|  | 2025–26 William & Mary Tribe women's basketball team |
- University: College of William & Mary
- Head coach: Erin Dickerson Davis (3rd season)
- Location: Williamsburg, Virginia
- Arena: Kaplan Arena (capacity: 11,300)
- Conference: Coastal Athletic Association
- Nickname: Tribe
- Colors: Green and Gold

NCAA Division I tournament appearances
- 2025

Conference tournament champions
- 2025

Uniforms
| Home | Away |

= William & Mary Tribe women's basketball =

American women's college basketball team

The William & Mary Tribe women's basketball team represents the College of William & Mary in Williamsburg, Virginia in NCAA Division I competition. The school's team competes in the Coastal Athletic Association and play their home games in Kaplan Arena.

==History==
William & Mary began play in 1919, with NCAA Division I play beginning in 1984. The Tribe reached the CAA tournament final in 1993 but lost to Old Dominion. Their first postseason tournament appearance came in the 2015 Women's Basketball Invitational, where they lost 57–56 in the first round to the Xavier Musketeers.

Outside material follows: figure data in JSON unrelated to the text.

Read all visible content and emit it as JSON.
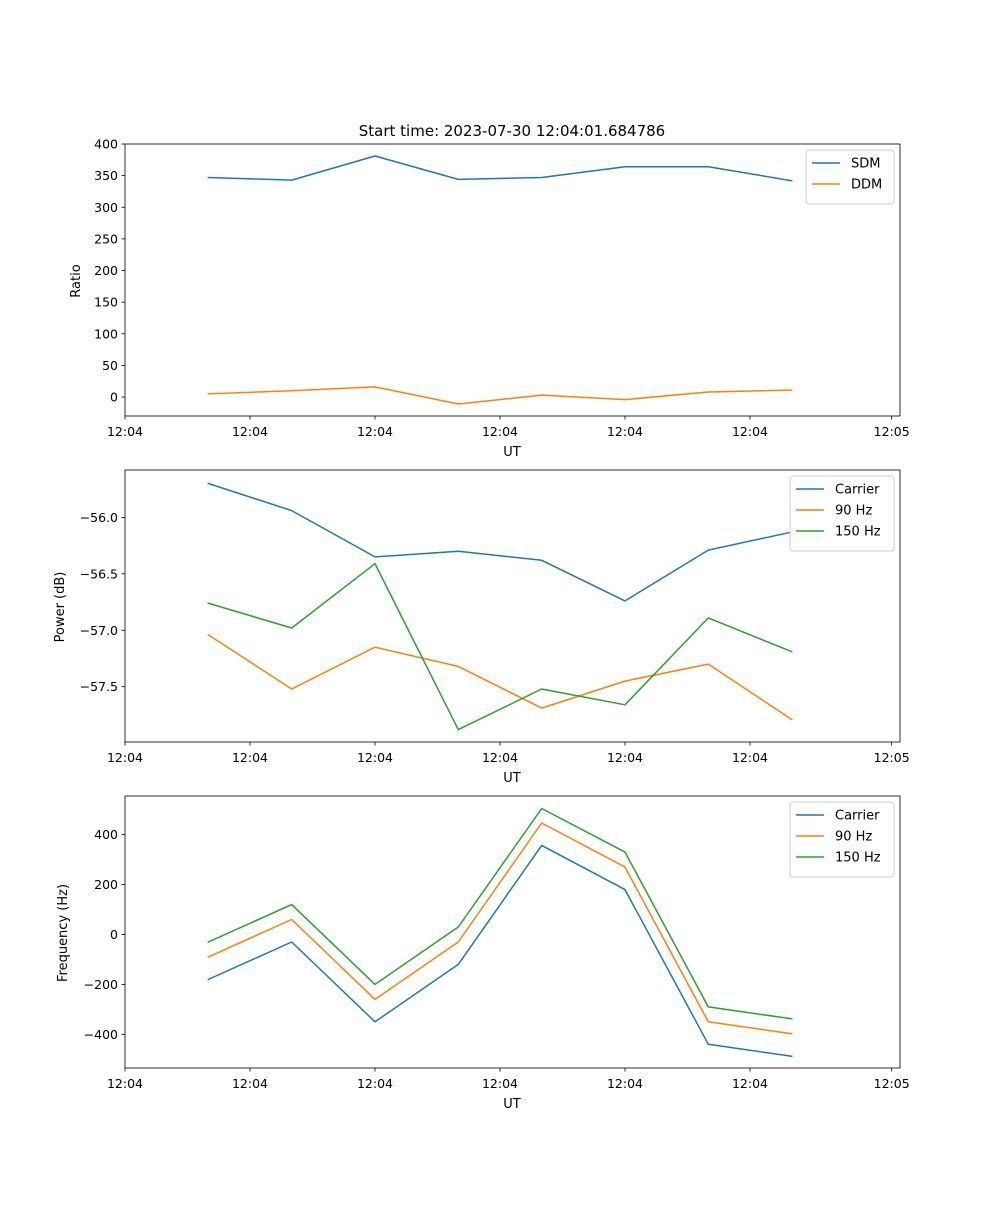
{
  "colors": {
    "blue": "#1f77b4",
    "orange": "#ff7f0e",
    "green": "#2ca02c"
  },
  "chart_data": [
    {
      "type": "line",
      "title": "Start time: 2023-07-30 12:04:01.684786",
      "xlabel": "UT",
      "ylabel": "Ratio",
      "xlim": [
        0,
        9.3
      ],
      "ylim": [
        -30,
        400
      ],
      "x": [
        1,
        2,
        3,
        4,
        5,
        6,
        7,
        8
      ],
      "xticks": [
        0,
        1.5,
        3,
        4.5,
        6,
        7.5,
        9.2
      ],
      "xtick_labels": [
        "12:04",
        "12:04",
        "12:04",
        "12:04",
        "12:04",
        "12:04",
        "12:05"
      ],
      "yticks": [
        0,
        50,
        100,
        150,
        200,
        250,
        300,
        350,
        400
      ],
      "ytick_labels": [
        "0",
        "50",
        "100",
        "150",
        "200",
        "250",
        "300",
        "350",
        "400"
      ],
      "legend_position": "top-right",
      "series": [
        {
          "name": "SDM",
          "color": "#1f77b4",
          "values": [
            347,
            343,
            381,
            344,
            347,
            364,
            364,
            342
          ]
        },
        {
          "name": "DDM",
          "color": "#ff7f0e",
          "values": [
            5,
            10,
            16,
            -11,
            3,
            -4,
            8,
            11
          ]
        }
      ]
    },
    {
      "type": "line",
      "title": "",
      "xlabel": "UT",
      "ylabel": "Power (dB)",
      "xlim": [
        0,
        9.3
      ],
      "ylim": [
        -57.99,
        -55.58
      ],
      "x": [
        1,
        2,
        3,
        4,
        5,
        6,
        7,
        8
      ],
      "xticks": [
        0,
        1.5,
        3,
        4.5,
        6,
        7.5,
        9.2
      ],
      "xtick_labels": [
        "12:04",
        "12:04",
        "12:04",
        "12:04",
        "12:04",
        "12:04",
        "12:05"
      ],
      "yticks": [
        -57.5,
        -57.0,
        -56.5,
        -56.0
      ],
      "ytick_labels": [
        "−57.5",
        "−57.0",
        "−56.5",
        "−56.0"
      ],
      "legend_position": "top-right",
      "series": [
        {
          "name": "Carrier",
          "color": "#1f77b4",
          "values": [
            -55.7,
            -55.94,
            -56.35,
            -56.3,
            -56.38,
            -56.74,
            -56.29,
            -56.13
          ]
        },
        {
          "name": "90 Hz",
          "color": "#ff7f0e",
          "values": [
            -57.04,
            -57.52,
            -57.15,
            -57.32,
            -57.69,
            -57.45,
            -57.3,
            -57.79
          ]
        },
        {
          "name": "150 Hz",
          "color": "#2ca02c",
          "values": [
            -56.76,
            -56.98,
            -56.41,
            -57.88,
            -57.52,
            -57.66,
            -56.89,
            -57.19
          ]
        }
      ]
    },
    {
      "type": "line",
      "title": "",
      "xlabel": "UT",
      "ylabel": "Frequency (Hz)",
      "xlim": [
        0,
        9.3
      ],
      "ylim": [
        -535,
        555
      ],
      "x": [
        1,
        2,
        3,
        4,
        5,
        6,
        7,
        8
      ],
      "xticks": [
        0,
        1.5,
        3,
        4.5,
        6,
        7.5,
        9.2
      ],
      "xtick_labels": [
        "12:04",
        "12:04",
        "12:04",
        "12:04",
        "12:04",
        "12:04",
        "12:05"
      ],
      "yticks": [
        -400,
        -200,
        0,
        200,
        400
      ],
      "ytick_labels": [
        "−400",
        "−200",
        "0",
        "200",
        "400"
      ],
      "legend_position": "top-right",
      "series": [
        {
          "name": "Carrier",
          "color": "#1f77b4",
          "values": [
            -180,
            -30,
            -350,
            -120,
            357,
            180,
            -440,
            -488
          ]
        },
        {
          "name": "90 Hz",
          "color": "#ff7f0e",
          "values": [
            -90,
            60,
            -260,
            -30,
            447,
            270,
            -350,
            -398
          ]
        },
        {
          "name": "150 Hz",
          "color": "#2ca02c",
          "values": [
            -30,
            120,
            -200,
            30,
            505,
            330,
            -290,
            -338
          ]
        }
      ]
    }
  ]
}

In 2025, as the #9 seed in the CAA tournament, the Tribe reached the tournament final for the first time since 1993, going on to defeat Campbell, 66–63, to win their first-ever conference tournament championship. This also gave them the automatic berth into the 2025 NCAA tournament, their first-ever appearance, and the first overall NCAA tournament appearance in school history for either the men's or women's teams. Entering the NCAA tournament as one of the four lowest-ranked overall teams, the Tribe were matched up against Big South champion High Point in the First Four. Subsequently, on March 20, they defeated High Point 69–63, recording the first men's or women's March Madness win in school history, and advancing to the main field of 64. The Tribe then lost their Round of 64 matchup to #1 seed Texas 105–61, ending their March Madness run.

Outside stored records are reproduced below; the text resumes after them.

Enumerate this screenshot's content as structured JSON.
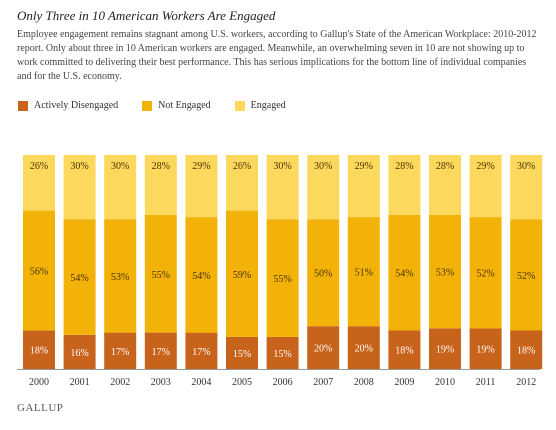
{
  "title": "Only Three in 10 American Workers Are Engaged",
  "description": "Employee engagement remains stagnant among U.S. workers, according to Gallup's State of the American Workplace: 2010-2012 report. Only about three in 10 American workers are engaged. Meanwhile, an overwhelming seven in 10 are not showing up to work committed to delivering their best performance. This has serious implications for the bottom line of individual companies and for the U.S. economy.",
  "brand": "GALLUP",
  "colors": {
    "actively_disengaged": "#C8631C",
    "not_engaged": "#F2B208",
    "engaged": "#FCD95C"
  },
  "legend": {
    "actively_disengaged": "Actively Disengaged",
    "not_engaged": "Not Engaged",
    "engaged": "Engaged"
  },
  "chart_data": {
    "type": "bar",
    "stacked": true,
    "categories": [
      "2000",
      "2001",
      "2002",
      "2003",
      "2004",
      "2005",
      "2006",
      "2007",
      "2008",
      "2009",
      "2010",
      "2011",
      "2012"
    ],
    "series": [
      {
        "name": "Actively Disengaged",
        "values": [
          18,
          16,
          17,
          17,
          17,
          15,
          15,
          20,
          20,
          18,
          19,
          19,
          18
        ]
      },
      {
        "name": "Not Engaged",
        "values": [
          56,
          54,
          53,
          55,
          54,
          59,
          55,
          50,
          51,
          54,
          53,
          52,
          52
        ]
      },
      {
        "name": "Engaged",
        "values": [
          26,
          30,
          30,
          28,
          29,
          26,
          30,
          30,
          29,
          28,
          28,
          29,
          30
        ]
      }
    ],
    "value_suffix": "%",
    "legend_position": "top-left",
    "grid": false
  }
}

As of the end of the 2024–25 season, the Tribe have an all-time record of 767–1,050–9.

==Postseason history==
===NCAA tournament===
William & Mary has appeared in the NCAA Division I women's basketball tournament one time, with a combined record of 1–1.

| Year | Seed | Round | Opponent | Result |
|---|---|---|---|---|
| 2025 | 16 | First Four First Round | (16) High Point (1) Texas | W 69–63 L 61–105 |

===WBI===
The Tribe have appeared in one Women's Basketball Invitational (WBI). Their record is 0–1.